Tuesday, November 22, 2016

Final week of NaNoWriMo

As of the twentieth, National Novel Writing Month is open for validation of our fifty thousand words. I had such great plans to be done by this time this year. I'm still in the running, but I'm lacking words. Big sigh here.
Once again, I've learned so much. I learn about discipline first, then about story structure, not theoretical story structure, but my story structure. 
This year I boldly started a new project before finishing the last project, and, since this new WIP depends on the previous WIP, I am fast digging myself a huge hole. It's a great hole, but it's truly large and in charge.
Never mind all of that. I'm still laughing and gaily typing. It's not like cooking where once you've added you can't remove. Since I like to play and test various hypotheses, cooking isn't often one of my strengths unless I have time and ingredients to start over again, or tart over again, as the case may be. With NaNoWriMo, I'm not so fussed. I just leave the scene in, highlight it and head in a different direction. It helps me learn not to be such a perfectionist and to rely on my abilities in creating scene, character and plot and then re-creating all of them through editing after November.
There's the fabulously exciting first week. I started a novel. This is me typing on MY NOVEL. This is my word count growing. It's so cool and so odd. Voices in my head come out to play. All those imaginary friends I had when I was young, they live again, and I always want to hold that first week for a few extra days, to savor the breathtaking freedom of it. It's like getting a new little red wagon; like the shiny happy days filling it and carting stuff around, building worlds and carrying treasure, oh, and did I mention, playing, absolute tumbling, laughing, flying, rolling, playing.
The second week inevitably brings panic. I have a slim structure (not me, my story). I've enjoyed the first week. I've donated and purchased my t-shirt, but I need more scenes. The characters want more action. Questions set in. Is it good enough? Is there enough tension? Does the setting work? Is it a novel or a short story? Are the stakes high enough? I have to force myself to keep writing without editing.
The third week is resignation, but I keep chugging. This story will need so much work when I'm done. I won't even be able to finish the first draft before I fix a few things.
So how am I now? Glad you asked. Still learning and gearing up for camp NaNo. I never think I've done the thing correctly. Probably because I haven't.
This brings me to my point, yes my end point. 😟It's a silly thing, really.

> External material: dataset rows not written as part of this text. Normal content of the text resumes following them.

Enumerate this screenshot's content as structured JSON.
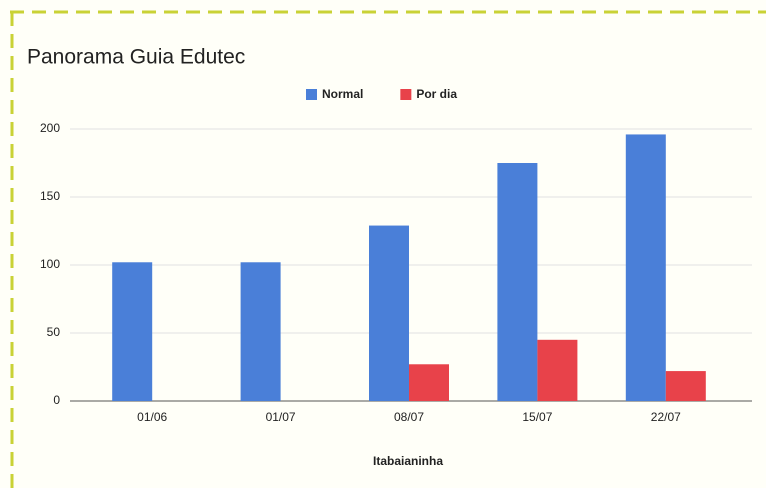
{
  "chart_data": {
    "type": "bar",
    "title": "Panorama Guia Edutec",
    "x_label": "Itabaianinha",
    "categories": [
      "01/06",
      "01/07",
      "08/07",
      "15/07",
      "22/07"
    ],
    "series": [
      {
        "name": "Normal",
        "color": "#4a7fd8",
        "values": [
          102,
          102,
          129,
          175,
          196
        ]
      },
      {
        "name": "Por dia",
        "color": "#e8424a",
        "values": [
          null,
          null,
          27,
          45,
          22
        ]
      }
    ],
    "ylim": [
      0,
      200
    ],
    "yticks": [
      0,
      50,
      100,
      150,
      200
    ],
    "grid": true,
    "legend": "top"
  }
}
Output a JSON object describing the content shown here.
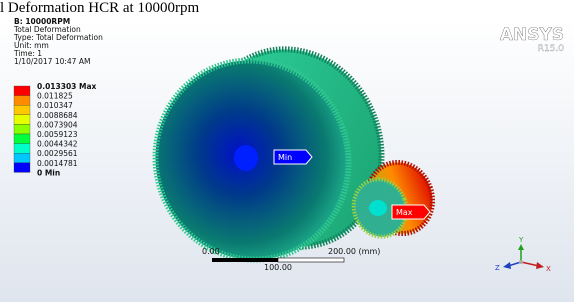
{
  "caption": "l Deformation HCR at 10000rpm",
  "header": {
    "title": "B: 10000RPM",
    "lines": [
      "Total Deformation",
      "Type: Total Deformation",
      "Unit: mm",
      "Time: 1",
      "1/10/2017 10:47 AM"
    ]
  },
  "legend": {
    "labels": [
      "0.013303 Max",
      "0.011825",
      "0.010347",
      "0.0088684",
      "0.0073904",
      "0.0059123",
      "0.0044342",
      "0.0029561",
      "0.0014781",
      "0 Min"
    ],
    "colors": [
      "#ff0000",
      "#ff8c00",
      "#ffc800",
      "#e6ff00",
      "#8cff00",
      "#00ff3c",
      "#00ffc8",
      "#00c8ff",
      "#0000ff"
    ]
  },
  "logo": {
    "name": "ANSYS",
    "version": "R15.0"
  },
  "probes": {
    "min": "Min",
    "max": "Max"
  },
  "scale": {
    "left": "0.00",
    "right": "200.00 (mm)",
    "middle": "100.00"
  },
  "triad": {
    "y": "Y",
    "z": "Z",
    "x": "X"
  }
}
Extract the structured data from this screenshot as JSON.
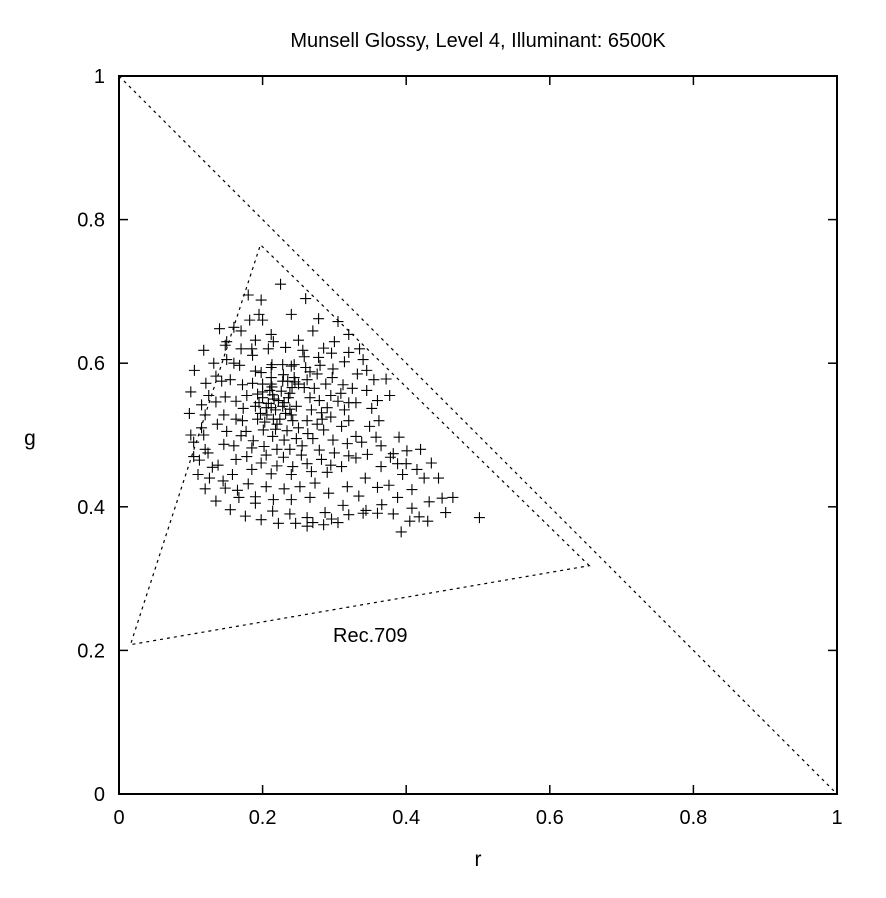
{
  "chart_data": {
    "type": "scatter",
    "title": "Munsell Glossy, Level 4, Illuminant: 6500K",
    "xlabel": "r",
    "ylabel": "g",
    "xlim": [
      0,
      1
    ],
    "ylim": [
      0,
      1
    ],
    "xticks": [
      "0",
      "0.2",
      "0.4",
      "0.6",
      "0.8",
      "1"
    ],
    "yticks": [
      "0",
      "0.2",
      "0.4",
      "0.6",
      "0.8",
      "1"
    ],
    "grid": false,
    "marker": "+",
    "color": "#000000",
    "annotation": "Rec.709",
    "gamut_triangle": [
      [
        0.655,
        0.318
      ],
      [
        0.197,
        0.765
      ],
      [
        0.016,
        0.208
      ]
    ],
    "boundary_line": [
      [
        0,
        1
      ],
      [
        1,
        0
      ]
    ],
    "points": [
      [
        0.222,
        0.548
      ],
      [
        0.228,
        0.54
      ],
      [
        0.218,
        0.535
      ],
      [
        0.208,
        0.544
      ],
      [
        0.214,
        0.556
      ],
      [
        0.226,
        0.561
      ],
      [
        0.236,
        0.552
      ],
      [
        0.232,
        0.53
      ],
      [
        0.206,
        0.528
      ],
      [
        0.2,
        0.552
      ],
      [
        0.213,
        0.567
      ],
      [
        0.241,
        0.566
      ],
      [
        0.247,
        0.54
      ],
      [
        0.242,
        0.52
      ],
      [
        0.22,
        0.515
      ],
      [
        0.205,
        0.538
      ],
      [
        0.235,
        0.575
      ],
      [
        0.21,
        0.562
      ],
      [
        0.238,
        0.536
      ],
      [
        0.215,
        0.522
      ],
      [
        0.25,
        0.571
      ],
      [
        0.262,
        0.577
      ],
      [
        0.272,
        0.565
      ],
      [
        0.279,
        0.548
      ],
      [
        0.282,
        0.531
      ],
      [
        0.276,
        0.515
      ],
      [
        0.263,
        0.502
      ],
      [
        0.247,
        0.495
      ],
      [
        0.23,
        0.493
      ],
      [
        0.214,
        0.498
      ],
      [
        0.201,
        0.507
      ],
      [
        0.193,
        0.522
      ],
      [
        0.19,
        0.54
      ],
      [
        0.193,
        0.557
      ],
      [
        0.2,
        0.571
      ],
      [
        0.212,
        0.58
      ],
      [
        0.229,
        0.584
      ],
      [
        0.244,
        0.58
      ],
      [
        0.266,
        0.588
      ],
      [
        0.24,
        0.596
      ],
      [
        0.213,
        0.598
      ],
      [
        0.19,
        0.589
      ],
      [
        0.172,
        0.57
      ],
      [
        0.163,
        0.547
      ],
      [
        0.163,
        0.522
      ],
      [
        0.17,
        0.499
      ],
      [
        0.185,
        0.482
      ],
      [
        0.205,
        0.472
      ],
      [
        0.229,
        0.469
      ],
      [
        0.254,
        0.472
      ],
      [
        0.279,
        0.479
      ],
      [
        0.298,
        0.493
      ],
      [
        0.31,
        0.512
      ],
      [
        0.314,
        0.535
      ],
      [
        0.309,
        0.558
      ],
      [
        0.297,
        0.58
      ],
      [
        0.28,
        0.597
      ],
      [
        0.258,
        0.609
      ],
      [
        0.285,
        0.621
      ],
      [
        0.25,
        0.632
      ],
      [
        0.215,
        0.63
      ],
      [
        0.185,
        0.62
      ],
      [
        0.16,
        0.6
      ],
      [
        0.143,
        0.575
      ],
      [
        0.135,
        0.546
      ],
      [
        0.137,
        0.515
      ],
      [
        0.146,
        0.487
      ],
      [
        0.163,
        0.466
      ],
      [
        0.185,
        0.452
      ],
      [
        0.212,
        0.446
      ],
      [
        0.24,
        0.445
      ],
      [
        0.268,
        0.449
      ],
      [
        0.295,
        0.458
      ],
      [
        0.32,
        0.471
      ],
      [
        0.338,
        0.49
      ],
      [
        0.349,
        0.512
      ],
      [
        0.352,
        0.537
      ],
      [
        0.345,
        0.562
      ],
      [
        0.332,
        0.585
      ],
      [
        0.314,
        0.602
      ],
      [
        0.296,
        0.614
      ],
      [
        0.32,
        0.64
      ],
      [
        0.278,
        0.662
      ],
      [
        0.24,
        0.668
      ],
      [
        0.2,
        0.66
      ],
      [
        0.17,
        0.645
      ],
      [
        0.148,
        0.625
      ],
      [
        0.132,
        0.6
      ],
      [
        0.121,
        0.572
      ],
      [
        0.115,
        0.542
      ],
      [
        0.115,
        0.51
      ],
      [
        0.12,
        0.48
      ],
      [
        0.13,
        0.455
      ],
      [
        0.145,
        0.436
      ],
      [
        0.165,
        0.423
      ],
      [
        0.19,
        0.414
      ],
      [
        0.215,
        0.41
      ],
      [
        0.24,
        0.41
      ],
      [
        0.266,
        0.413
      ],
      [
        0.292,
        0.419
      ],
      [
        0.318,
        0.428
      ],
      [
        0.343,
        0.44
      ],
      [
        0.365,
        0.456
      ],
      [
        0.382,
        0.474
      ],
      [
        0.39,
        0.497
      ],
      [
        0.377,
        0.555
      ],
      [
        0.355,
        0.577
      ],
      [
        0.372,
        0.578
      ],
      [
        0.34,
        0.605
      ],
      [
        0.335,
        0.62
      ],
      [
        0.305,
        0.658
      ],
      [
        0.26,
        0.69
      ],
      [
        0.225,
        0.71
      ],
      [
        0.198,
        0.688
      ],
      [
        0.182,
        0.66
      ],
      [
        0.16,
        0.65
      ],
      [
        0.14,
        0.648
      ],
      [
        0.118,
        0.618
      ],
      [
        0.105,
        0.59
      ],
      [
        0.1,
        0.56
      ],
      [
        0.098,
        0.53
      ],
      [
        0.1,
        0.5
      ],
      [
        0.104,
        0.47
      ],
      [
        0.11,
        0.445
      ],
      [
        0.12,
        0.425
      ],
      [
        0.135,
        0.408
      ],
      [
        0.155,
        0.396
      ],
      [
        0.176,
        0.387
      ],
      [
        0.198,
        0.382
      ],
      [
        0.222,
        0.377
      ],
      [
        0.246,
        0.377
      ],
      [
        0.27,
        0.378
      ],
      [
        0.296,
        0.383
      ],
      [
        0.32,
        0.389
      ],
      [
        0.344,
        0.395
      ],
      [
        0.366,
        0.403
      ],
      [
        0.388,
        0.413
      ],
      [
        0.408,
        0.424
      ],
      [
        0.425,
        0.44
      ],
      [
        0.435,
        0.461
      ],
      [
        0.42,
        0.48
      ],
      [
        0.401,
        0.478
      ],
      [
        0.388,
        0.46
      ],
      [
        0.395,
        0.445
      ],
      [
        0.376,
        0.43
      ],
      [
        0.36,
        0.427
      ],
      [
        0.334,
        0.415
      ],
      [
        0.312,
        0.402
      ],
      [
        0.287,
        0.392
      ],
      [
        0.262,
        0.385
      ],
      [
        0.238,
        0.39
      ],
      [
        0.214,
        0.394
      ],
      [
        0.19,
        0.405
      ],
      [
        0.167,
        0.413
      ],
      [
        0.148,
        0.426
      ],
      [
        0.126,
        0.44
      ],
      [
        0.112,
        0.465
      ],
      [
        0.104,
        0.49
      ],
      [
        0.408,
        0.398
      ],
      [
        0.432,
        0.407
      ],
      [
        0.45,
        0.412
      ],
      [
        0.465,
        0.413
      ],
      [
        0.455,
        0.392
      ],
      [
        0.418,
        0.386
      ],
      [
        0.43,
        0.38
      ],
      [
        0.405,
        0.38
      ],
      [
        0.393,
        0.365
      ],
      [
        0.382,
        0.39
      ],
      [
        0.36,
        0.391
      ],
      [
        0.34,
        0.391
      ],
      [
        0.305,
        0.378
      ],
      [
        0.285,
        0.375
      ],
      [
        0.262,
        0.373
      ],
      [
        0.502,
        0.385
      ],
      [
        0.445,
        0.44
      ],
      [
        0.415,
        0.452
      ],
      [
        0.4,
        0.46
      ],
      [
        0.378,
        0.469
      ],
      [
        0.365,
        0.485
      ],
      [
        0.346,
        0.473
      ],
      [
        0.33,
        0.468
      ],
      [
        0.31,
        0.456
      ],
      [
        0.29,
        0.448
      ],
      [
        0.273,
        0.433
      ],
      [
        0.252,
        0.428
      ],
      [
        0.23,
        0.425
      ],
      [
        0.205,
        0.428
      ],
      [
        0.18,
        0.432
      ],
      [
        0.158,
        0.445
      ],
      [
        0.138,
        0.458
      ],
      [
        0.124,
        0.475
      ],
      [
        0.118,
        0.5
      ],
      [
        0.12,
        0.528
      ],
      [
        0.125,
        0.555
      ],
      [
        0.135,
        0.582
      ],
      [
        0.15,
        0.605
      ],
      [
        0.17,
        0.62
      ],
      [
        0.19,
        0.632
      ],
      [
        0.212,
        0.64
      ],
      [
        0.27,
        0.645
      ],
      [
        0.3,
        0.63
      ],
      [
        0.32,
        0.615
      ],
      [
        0.345,
        0.59
      ],
      [
        0.36,
        0.548
      ],
      [
        0.362,
        0.52
      ],
      [
        0.358,
        0.497
      ],
      [
        0.33,
        0.498
      ],
      [
        0.318,
        0.488
      ],
      [
        0.3,
        0.475
      ],
      [
        0.282,
        0.466
      ],
      [
        0.262,
        0.46
      ],
      [
        0.242,
        0.456
      ],
      [
        0.22,
        0.457
      ],
      [
        0.198,
        0.461
      ],
      [
        0.178,
        0.47
      ],
      [
        0.16,
        0.485
      ],
      [
        0.15,
        0.505
      ],
      [
        0.146,
        0.528
      ],
      [
        0.148,
        0.553
      ],
      [
        0.155,
        0.577
      ],
      [
        0.168,
        0.597
      ],
      [
        0.186,
        0.611
      ],
      [
        0.208,
        0.62
      ],
      [
        0.232,
        0.622
      ],
      [
        0.256,
        0.618
      ],
      [
        0.278,
        0.608
      ],
      [
        0.298,
        0.592
      ],
      [
        0.312,
        0.57
      ],
      [
        0.32,
        0.545
      ],
      [
        0.18,
        0.695
      ],
      [
        0.195,
        0.668
      ],
      [
        0.15,
        0.63
      ],
      [
        0.32,
        0.52
      ],
      [
        0.33,
        0.545
      ],
      [
        0.325,
        0.565
      ],
      [
        0.305,
        0.547
      ],
      [
        0.295,
        0.525
      ],
      [
        0.285,
        0.507
      ],
      [
        0.27,
        0.495
      ],
      [
        0.255,
        0.485
      ],
      [
        0.238,
        0.48
      ],
      [
        0.22,
        0.48
      ],
      [
        0.202,
        0.484
      ],
      [
        0.187,
        0.492
      ],
      [
        0.177,
        0.505
      ],
      [
        0.172,
        0.52
      ],
      [
        0.173,
        0.537
      ],
      [
        0.178,
        0.555
      ],
      [
        0.186,
        0.572
      ],
      [
        0.198,
        0.587
      ],
      [
        0.212,
        0.594
      ],
      [
        0.228,
        0.598
      ],
      [
        0.244,
        0.598
      ],
      [
        0.26,
        0.594
      ],
      [
        0.276,
        0.585
      ],
      [
        0.288,
        0.571
      ],
      [
        0.295,
        0.555
      ],
      [
        0.29,
        0.538
      ],
      [
        0.283,
        0.522
      ],
      [
        0.203,
        0.518
      ],
      [
        0.218,
        0.508
      ],
      [
        0.234,
        0.506
      ],
      [
        0.25,
        0.51
      ],
      [
        0.262,
        0.52
      ],
      [
        0.268,
        0.535
      ],
      [
        0.266,
        0.552
      ],
      [
        0.258,
        0.566
      ],
      [
        0.245,
        0.574
      ],
      [
        0.228,
        0.575
      ],
      [
        0.212,
        0.571
      ],
      [
        0.2,
        0.56
      ],
      [
        0.195,
        0.545
      ],
      [
        0.197,
        0.53
      ],
      [
        0.238,
        0.558
      ],
      [
        0.224,
        0.522
      ],
      [
        0.216,
        0.55
      ],
      [
        0.23,
        0.545
      ],
      [
        0.212,
        0.538
      ],
      [
        0.24,
        0.528
      ]
    ]
  }
}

I pre-purchased a winner shirt this year and last year. I think I've always purchased one, but up until last year, the great NaNo folks didn't send a shirt until I validated my novel. I figured it was just expedience or a glitch last year. I won last year, but not really, because my fifty thousand words were on two separate projects. I wear the shirt anyway. I love NaNo. I simply can't resist.
This year, I had just decided I needed to suspend work on this project and spend some time planning and return to my original project, when, what to my wandering eyes did appear, my winner's t-shirt. Yikes. Do I wear it knowing I've gone rogue? Probably I will, because, I simply can't resit NaNoWriMo. Now, back to my fifty K, rogue or not.